Multilayer perceptron training with multiobjective memetic optimization

Abstract

Machine learning tasks usually come with several mutually conflicting objectives. One example is the simplicity of the learning device contrasted with the accuracy of its performance after learning. Another common example is the trade-off that must often be made between the rate of false positive and false negative predictions in diagnostic applications. For computer programs that learn from data, these objectives are formulated as mathematical functions, each of which describes one facet of the desired learning outcome. Even functions that intend to optimize the same facet may behave in a subtly different and mutually conflicting way, depending on the task and the dataset being examined.
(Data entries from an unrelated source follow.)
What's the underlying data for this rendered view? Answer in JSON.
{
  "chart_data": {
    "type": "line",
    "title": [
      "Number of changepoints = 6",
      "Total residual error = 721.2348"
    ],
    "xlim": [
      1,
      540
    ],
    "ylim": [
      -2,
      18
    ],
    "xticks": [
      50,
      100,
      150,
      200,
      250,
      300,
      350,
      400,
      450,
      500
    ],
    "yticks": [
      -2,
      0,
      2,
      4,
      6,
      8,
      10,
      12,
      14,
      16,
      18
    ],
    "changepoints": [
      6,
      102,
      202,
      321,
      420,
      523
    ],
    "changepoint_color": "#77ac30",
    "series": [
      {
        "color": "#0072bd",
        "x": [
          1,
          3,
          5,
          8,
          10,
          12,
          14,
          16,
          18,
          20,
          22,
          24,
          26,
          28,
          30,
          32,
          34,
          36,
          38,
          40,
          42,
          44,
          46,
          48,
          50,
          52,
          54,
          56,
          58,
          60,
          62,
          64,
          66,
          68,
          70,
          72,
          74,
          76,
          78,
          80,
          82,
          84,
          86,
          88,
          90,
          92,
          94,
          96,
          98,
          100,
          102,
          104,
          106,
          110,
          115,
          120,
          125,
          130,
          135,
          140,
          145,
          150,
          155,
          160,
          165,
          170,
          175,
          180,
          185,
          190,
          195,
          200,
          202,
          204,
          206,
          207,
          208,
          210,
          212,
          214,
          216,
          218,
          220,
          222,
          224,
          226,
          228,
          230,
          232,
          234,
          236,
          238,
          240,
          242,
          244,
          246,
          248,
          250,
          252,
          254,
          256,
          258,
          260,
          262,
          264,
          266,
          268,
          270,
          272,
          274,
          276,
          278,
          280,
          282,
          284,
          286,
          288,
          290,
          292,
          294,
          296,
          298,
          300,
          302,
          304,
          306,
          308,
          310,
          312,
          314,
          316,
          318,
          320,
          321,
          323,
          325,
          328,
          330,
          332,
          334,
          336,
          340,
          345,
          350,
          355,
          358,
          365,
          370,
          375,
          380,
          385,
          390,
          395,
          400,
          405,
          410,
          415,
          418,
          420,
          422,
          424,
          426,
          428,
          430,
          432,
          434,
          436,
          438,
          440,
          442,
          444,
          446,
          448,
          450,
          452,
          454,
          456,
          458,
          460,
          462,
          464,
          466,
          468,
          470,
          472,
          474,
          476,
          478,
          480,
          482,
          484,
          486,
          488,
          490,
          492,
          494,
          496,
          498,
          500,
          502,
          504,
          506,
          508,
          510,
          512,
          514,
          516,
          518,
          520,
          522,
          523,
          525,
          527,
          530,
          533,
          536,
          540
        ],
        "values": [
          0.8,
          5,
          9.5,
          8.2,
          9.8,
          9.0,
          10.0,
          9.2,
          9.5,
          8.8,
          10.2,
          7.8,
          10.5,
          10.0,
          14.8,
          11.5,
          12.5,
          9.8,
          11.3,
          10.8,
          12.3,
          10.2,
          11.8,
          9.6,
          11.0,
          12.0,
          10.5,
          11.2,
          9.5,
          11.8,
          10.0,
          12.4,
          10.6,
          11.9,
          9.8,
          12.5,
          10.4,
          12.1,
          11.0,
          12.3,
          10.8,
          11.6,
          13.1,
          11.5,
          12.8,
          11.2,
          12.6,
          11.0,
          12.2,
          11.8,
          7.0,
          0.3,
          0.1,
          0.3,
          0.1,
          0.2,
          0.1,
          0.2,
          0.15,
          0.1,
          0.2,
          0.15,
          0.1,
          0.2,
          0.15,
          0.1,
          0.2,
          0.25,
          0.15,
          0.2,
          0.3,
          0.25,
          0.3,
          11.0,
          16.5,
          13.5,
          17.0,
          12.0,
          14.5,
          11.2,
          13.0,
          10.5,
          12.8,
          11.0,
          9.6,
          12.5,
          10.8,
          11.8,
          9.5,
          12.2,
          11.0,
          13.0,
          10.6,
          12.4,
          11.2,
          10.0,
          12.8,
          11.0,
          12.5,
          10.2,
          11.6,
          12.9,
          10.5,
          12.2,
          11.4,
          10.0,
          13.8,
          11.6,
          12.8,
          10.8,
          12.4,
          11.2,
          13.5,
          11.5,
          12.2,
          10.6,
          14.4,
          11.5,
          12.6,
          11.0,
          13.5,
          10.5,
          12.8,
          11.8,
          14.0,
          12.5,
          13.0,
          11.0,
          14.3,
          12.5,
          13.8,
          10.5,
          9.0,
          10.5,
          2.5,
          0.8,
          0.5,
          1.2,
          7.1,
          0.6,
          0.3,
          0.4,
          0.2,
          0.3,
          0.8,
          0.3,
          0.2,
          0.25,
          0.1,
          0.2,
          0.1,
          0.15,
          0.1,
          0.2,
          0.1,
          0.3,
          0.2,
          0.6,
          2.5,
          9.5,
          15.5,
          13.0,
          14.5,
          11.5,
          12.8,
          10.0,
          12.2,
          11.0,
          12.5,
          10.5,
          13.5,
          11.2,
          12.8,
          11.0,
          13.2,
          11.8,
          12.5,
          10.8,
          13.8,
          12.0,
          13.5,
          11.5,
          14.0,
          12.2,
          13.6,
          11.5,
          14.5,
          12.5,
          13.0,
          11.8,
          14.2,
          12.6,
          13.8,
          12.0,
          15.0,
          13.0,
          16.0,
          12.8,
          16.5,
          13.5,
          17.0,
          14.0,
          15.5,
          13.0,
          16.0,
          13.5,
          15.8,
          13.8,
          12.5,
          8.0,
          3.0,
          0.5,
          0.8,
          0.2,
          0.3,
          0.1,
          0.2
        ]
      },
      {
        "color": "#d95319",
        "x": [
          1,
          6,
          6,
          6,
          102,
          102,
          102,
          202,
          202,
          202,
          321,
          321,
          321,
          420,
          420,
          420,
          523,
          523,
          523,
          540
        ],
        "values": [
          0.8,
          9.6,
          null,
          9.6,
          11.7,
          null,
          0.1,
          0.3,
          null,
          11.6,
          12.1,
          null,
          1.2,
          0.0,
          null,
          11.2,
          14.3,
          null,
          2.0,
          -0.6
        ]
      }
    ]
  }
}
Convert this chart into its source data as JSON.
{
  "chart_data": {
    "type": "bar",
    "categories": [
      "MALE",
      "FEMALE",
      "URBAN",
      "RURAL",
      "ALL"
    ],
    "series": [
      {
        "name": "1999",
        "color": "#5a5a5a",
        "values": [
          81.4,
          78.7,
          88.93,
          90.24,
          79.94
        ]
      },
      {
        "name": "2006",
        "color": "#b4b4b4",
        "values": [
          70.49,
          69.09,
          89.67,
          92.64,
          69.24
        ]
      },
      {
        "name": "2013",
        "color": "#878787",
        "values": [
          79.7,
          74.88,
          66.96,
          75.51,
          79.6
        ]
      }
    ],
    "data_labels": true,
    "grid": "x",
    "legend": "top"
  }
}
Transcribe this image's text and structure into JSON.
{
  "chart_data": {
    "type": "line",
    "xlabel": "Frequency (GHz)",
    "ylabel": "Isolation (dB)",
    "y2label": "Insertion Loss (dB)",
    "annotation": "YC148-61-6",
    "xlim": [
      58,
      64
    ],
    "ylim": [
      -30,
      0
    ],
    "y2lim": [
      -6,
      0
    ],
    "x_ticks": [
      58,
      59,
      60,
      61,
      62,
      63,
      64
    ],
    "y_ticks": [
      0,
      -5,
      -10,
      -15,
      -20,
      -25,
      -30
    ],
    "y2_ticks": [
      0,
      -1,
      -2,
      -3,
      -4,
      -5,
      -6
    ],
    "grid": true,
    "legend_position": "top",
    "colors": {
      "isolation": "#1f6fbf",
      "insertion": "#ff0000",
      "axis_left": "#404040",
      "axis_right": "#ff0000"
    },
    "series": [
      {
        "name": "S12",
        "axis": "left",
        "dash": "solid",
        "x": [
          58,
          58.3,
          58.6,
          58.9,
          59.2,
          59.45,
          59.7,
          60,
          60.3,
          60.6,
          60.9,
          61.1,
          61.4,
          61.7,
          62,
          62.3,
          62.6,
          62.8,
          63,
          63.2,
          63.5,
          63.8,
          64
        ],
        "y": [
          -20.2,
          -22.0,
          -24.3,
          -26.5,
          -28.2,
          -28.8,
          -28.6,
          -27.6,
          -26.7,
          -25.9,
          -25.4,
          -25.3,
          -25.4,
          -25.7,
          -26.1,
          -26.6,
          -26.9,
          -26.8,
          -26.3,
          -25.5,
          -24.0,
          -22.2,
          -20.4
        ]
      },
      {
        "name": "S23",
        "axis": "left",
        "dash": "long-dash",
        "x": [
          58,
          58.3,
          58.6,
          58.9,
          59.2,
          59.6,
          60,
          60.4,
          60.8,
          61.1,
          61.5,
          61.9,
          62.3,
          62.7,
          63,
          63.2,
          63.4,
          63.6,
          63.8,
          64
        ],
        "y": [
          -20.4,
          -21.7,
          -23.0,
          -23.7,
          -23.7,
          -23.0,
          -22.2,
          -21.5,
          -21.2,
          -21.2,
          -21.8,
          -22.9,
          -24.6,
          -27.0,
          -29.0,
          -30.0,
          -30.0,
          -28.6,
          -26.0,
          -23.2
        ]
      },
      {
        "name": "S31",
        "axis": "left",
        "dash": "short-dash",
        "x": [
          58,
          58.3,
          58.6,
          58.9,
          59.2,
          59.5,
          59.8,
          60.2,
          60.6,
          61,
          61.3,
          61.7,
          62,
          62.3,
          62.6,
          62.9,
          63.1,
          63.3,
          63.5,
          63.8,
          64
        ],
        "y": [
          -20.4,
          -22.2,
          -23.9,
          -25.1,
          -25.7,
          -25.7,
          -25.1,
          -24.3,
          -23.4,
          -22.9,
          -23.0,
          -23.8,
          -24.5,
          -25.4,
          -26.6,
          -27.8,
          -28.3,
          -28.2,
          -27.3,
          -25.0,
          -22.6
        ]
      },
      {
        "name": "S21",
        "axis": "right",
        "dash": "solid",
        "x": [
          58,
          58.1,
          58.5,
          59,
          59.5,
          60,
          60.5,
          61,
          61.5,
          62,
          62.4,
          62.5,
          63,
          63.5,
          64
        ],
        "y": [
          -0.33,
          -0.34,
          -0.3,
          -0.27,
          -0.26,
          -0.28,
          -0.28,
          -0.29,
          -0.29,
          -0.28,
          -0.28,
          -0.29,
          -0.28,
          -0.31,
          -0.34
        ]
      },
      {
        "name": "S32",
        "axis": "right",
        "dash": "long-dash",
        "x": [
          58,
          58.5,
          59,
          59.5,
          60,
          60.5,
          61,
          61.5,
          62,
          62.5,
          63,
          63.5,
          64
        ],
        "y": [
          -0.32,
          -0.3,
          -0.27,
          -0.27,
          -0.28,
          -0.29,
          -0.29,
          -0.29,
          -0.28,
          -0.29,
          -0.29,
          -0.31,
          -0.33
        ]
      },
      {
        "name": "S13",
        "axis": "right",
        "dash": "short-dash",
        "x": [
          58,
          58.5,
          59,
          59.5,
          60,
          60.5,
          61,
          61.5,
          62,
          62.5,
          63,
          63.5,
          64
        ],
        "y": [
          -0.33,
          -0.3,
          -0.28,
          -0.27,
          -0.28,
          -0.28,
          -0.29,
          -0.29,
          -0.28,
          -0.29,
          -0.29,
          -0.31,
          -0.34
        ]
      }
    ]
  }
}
Multiobjective optimization methods developed for simultaneous optimization of such multiple objectives found their way to machine learning a few decades ago. This dissertation discusses the past and current uses of multiobjective optimization in supervised learning, especially in training a multilayer perceptron (MLP) artificial neural network for object classification. A literature overview of multiobjective MLP training is presented, supported by a semi-automatic survey using a software tool created partly by the author. Based on the literature, key goals and algorithmic elements are identified and applied to create a new framework for training MLPs consistent with an implementation used earlier for industrial projects using single-objective methods. Simulated datasets are used to illustrate the functionality of the created training algorithm, and how memetic Pareto-based multiobjective learning can be used for MLP classifier training. Emphasis is put on formulating useful representations and objective functions for the task.